L’habileté de l’acteur et les dispositions de l’auditoire firent de cette tragédie une perpétuelle allusion à l’exilé de Macédoine. Esopus même, pour accroître l’émotion, ne craignit pas d’insérer dans cette tragédie quelques vers d’un de ses autres rôles, de l’Andromaque d’Ennius, et d’ajouter, dans la chaleur de son zèle, quelques mots d’une application directe à Cicéron.

Pendant les mêmes jeux, malgré la loi qui défendait de nommer aucun citoyen vivant sur la scène, le même acteur, jouant le Brutus d’Accius, substitua le nom de Tullius à celui de Junius, et s’écria : « Tullius, qui as consolidé la liberté de Rome ! » Hardiesse qui fut absoute par des applaudissemens universels. Or, de telles intercalations et de telles variantes me semblent incompatibles avec un texte arrêté à l’avance et revêtu de l’inflexible visa d’un censeur.

Mais s’il est douteux que la censure théâtrale ait été en usage à Rome à la fin de la république, je crois du moins très vraisemblable qu’elle fut essayée sous Auguste. Ce prince, qui usa modérément de la loi de lèse-majesté, dut trouver utile d’investir d’une juridiction politique le comité littéraire, qui siégeait au temple des Muses. Alors peut-être, mais seulement alors, Spurius Metius Tarpa reçut les pouvoirs de censeur dramatique et les exerça sous l’autorité des préteurs. Je m’affermis dans cette opinion en me rappelant qu’Auguste, qui n’aimait que les louanges fines et bien apprêtées, recommanda aux préteurs de ne pas laisser prostituer son nom dans les concours de poésie[1]. Or, cette recommandation suppose un examen préalable, fait dans un autre but que l’intérêt littéraire, en un mot, la censure.

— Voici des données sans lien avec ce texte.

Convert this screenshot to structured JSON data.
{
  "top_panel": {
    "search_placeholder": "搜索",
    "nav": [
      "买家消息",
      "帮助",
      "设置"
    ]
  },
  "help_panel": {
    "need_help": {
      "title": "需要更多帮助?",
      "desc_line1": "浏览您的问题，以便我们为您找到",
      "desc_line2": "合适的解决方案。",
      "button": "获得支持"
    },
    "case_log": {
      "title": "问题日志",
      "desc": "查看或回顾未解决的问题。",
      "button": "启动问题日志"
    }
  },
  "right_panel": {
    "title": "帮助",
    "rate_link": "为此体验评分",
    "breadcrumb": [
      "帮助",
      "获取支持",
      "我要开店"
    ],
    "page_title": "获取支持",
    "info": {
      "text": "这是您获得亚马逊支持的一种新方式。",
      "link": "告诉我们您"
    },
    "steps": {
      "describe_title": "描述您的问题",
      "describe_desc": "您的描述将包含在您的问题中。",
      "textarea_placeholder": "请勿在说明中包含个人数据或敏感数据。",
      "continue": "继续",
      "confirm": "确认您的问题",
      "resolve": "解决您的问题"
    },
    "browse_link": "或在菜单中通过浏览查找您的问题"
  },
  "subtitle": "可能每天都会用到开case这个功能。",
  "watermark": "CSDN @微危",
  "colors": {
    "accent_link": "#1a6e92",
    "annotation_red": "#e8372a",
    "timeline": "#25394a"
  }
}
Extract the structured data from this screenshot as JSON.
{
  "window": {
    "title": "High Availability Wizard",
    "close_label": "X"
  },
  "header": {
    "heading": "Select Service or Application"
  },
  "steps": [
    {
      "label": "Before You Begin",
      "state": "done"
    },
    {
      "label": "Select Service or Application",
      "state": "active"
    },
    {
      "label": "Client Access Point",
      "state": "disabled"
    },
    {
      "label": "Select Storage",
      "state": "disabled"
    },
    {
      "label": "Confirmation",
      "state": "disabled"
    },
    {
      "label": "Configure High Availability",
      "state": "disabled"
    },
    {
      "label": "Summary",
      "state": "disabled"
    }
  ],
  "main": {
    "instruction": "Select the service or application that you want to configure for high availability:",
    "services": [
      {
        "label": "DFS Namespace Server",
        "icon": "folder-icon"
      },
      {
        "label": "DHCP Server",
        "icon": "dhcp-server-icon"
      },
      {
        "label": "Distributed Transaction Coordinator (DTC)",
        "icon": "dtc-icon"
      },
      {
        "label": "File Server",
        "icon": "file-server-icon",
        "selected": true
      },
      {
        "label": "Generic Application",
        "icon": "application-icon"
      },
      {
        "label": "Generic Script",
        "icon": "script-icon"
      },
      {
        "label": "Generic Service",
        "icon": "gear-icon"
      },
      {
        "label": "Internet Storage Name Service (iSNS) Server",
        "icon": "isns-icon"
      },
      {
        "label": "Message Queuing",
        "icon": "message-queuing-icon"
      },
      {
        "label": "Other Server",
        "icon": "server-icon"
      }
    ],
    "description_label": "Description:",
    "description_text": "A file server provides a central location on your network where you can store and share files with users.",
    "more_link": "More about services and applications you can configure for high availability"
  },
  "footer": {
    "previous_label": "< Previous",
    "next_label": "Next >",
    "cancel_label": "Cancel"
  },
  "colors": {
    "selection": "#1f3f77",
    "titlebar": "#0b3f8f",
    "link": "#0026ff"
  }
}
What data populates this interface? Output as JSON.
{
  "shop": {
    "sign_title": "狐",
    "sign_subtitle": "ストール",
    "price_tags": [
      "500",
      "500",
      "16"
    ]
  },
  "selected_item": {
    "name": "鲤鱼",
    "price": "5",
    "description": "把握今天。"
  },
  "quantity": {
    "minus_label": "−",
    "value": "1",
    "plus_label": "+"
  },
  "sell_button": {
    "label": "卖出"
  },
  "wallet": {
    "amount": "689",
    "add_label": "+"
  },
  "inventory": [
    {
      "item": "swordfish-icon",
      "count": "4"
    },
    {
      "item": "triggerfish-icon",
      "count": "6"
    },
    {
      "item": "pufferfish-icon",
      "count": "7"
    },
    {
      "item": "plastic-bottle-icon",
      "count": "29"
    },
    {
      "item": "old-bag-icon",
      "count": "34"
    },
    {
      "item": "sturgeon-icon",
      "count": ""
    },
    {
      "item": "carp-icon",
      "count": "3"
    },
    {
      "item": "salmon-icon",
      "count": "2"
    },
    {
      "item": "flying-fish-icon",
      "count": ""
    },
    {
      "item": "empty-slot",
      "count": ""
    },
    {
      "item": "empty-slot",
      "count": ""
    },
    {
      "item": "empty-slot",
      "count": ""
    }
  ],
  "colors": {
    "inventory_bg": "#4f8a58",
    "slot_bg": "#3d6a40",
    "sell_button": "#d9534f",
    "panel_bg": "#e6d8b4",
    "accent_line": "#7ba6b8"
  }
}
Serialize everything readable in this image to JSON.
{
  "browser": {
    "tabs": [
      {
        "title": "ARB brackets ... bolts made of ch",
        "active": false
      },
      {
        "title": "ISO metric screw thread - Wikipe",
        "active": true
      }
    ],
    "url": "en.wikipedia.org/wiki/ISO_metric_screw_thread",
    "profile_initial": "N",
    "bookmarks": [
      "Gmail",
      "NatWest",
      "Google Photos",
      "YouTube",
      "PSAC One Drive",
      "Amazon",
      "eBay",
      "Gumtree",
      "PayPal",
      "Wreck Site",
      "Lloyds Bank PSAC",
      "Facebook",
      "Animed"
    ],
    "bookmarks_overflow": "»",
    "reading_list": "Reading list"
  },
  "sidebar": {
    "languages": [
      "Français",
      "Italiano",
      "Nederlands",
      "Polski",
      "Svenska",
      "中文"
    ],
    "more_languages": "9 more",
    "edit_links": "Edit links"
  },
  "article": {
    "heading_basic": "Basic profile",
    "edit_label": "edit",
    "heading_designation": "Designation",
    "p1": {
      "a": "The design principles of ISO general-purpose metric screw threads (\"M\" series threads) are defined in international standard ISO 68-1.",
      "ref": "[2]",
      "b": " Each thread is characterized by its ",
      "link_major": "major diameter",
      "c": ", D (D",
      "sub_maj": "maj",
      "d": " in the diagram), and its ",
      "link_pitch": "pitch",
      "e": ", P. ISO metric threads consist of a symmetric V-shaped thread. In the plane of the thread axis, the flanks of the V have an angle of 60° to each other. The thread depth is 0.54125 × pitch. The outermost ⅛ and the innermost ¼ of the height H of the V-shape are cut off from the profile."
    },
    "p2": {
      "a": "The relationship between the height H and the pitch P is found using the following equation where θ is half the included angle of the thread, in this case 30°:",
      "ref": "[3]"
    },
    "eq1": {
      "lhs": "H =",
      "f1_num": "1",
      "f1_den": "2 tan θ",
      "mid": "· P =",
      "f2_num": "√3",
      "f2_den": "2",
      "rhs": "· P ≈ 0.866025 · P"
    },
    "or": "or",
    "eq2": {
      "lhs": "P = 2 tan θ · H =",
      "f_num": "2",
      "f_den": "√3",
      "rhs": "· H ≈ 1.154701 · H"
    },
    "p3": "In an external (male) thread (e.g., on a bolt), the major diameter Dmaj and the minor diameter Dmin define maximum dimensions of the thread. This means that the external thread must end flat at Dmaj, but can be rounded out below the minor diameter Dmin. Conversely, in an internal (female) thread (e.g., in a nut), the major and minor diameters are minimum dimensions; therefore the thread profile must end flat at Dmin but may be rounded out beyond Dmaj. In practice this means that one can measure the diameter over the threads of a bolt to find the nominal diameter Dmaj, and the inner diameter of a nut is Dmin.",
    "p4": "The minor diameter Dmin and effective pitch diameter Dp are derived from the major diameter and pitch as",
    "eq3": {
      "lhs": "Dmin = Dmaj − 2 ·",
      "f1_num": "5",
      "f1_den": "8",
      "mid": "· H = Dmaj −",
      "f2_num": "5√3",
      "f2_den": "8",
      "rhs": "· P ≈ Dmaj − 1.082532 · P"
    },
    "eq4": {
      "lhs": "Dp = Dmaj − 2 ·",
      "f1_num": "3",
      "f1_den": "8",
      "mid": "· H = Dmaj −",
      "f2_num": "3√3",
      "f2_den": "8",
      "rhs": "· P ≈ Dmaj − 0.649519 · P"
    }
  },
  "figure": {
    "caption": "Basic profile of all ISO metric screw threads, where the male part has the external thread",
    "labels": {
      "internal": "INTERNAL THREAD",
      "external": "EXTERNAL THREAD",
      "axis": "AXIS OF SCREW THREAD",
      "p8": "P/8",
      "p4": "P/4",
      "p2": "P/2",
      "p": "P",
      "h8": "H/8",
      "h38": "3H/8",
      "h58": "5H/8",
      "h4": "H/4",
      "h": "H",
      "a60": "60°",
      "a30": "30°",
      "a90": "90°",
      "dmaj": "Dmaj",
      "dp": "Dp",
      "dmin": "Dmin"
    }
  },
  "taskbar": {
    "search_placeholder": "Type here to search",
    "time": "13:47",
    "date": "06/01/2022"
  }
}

D’ailleurs, cette institution, propre à la monarchie, ne fut pas à Rome de longue durée, et cela pour plusieurs causes. La première, c’est que la plupart des ouvrages dramatiques qu’on joua sous l’empire, furent des mimes et des atellanes, c’est-à-dire des pièces en partie improvisées et qui échappaient, par cela même, à l’examen ; la seconde, c’est que la répression sanglante que presque tous les empereurs infligèrent aux délits du théâtre, était d’un effet plus sûr, mieux en harmonie avec leur caractère et avec la nature du gouvernement despotique.

Ce serait une bien triste tâche que celle de dresser la liste de tous les châtimens qui furent appliqués sous l’empire aux poètes et aux comédiens. Je ne citerai que quelques faits pris au hasard. Un

  1. Sueton., Octav., cap. LXXXIX.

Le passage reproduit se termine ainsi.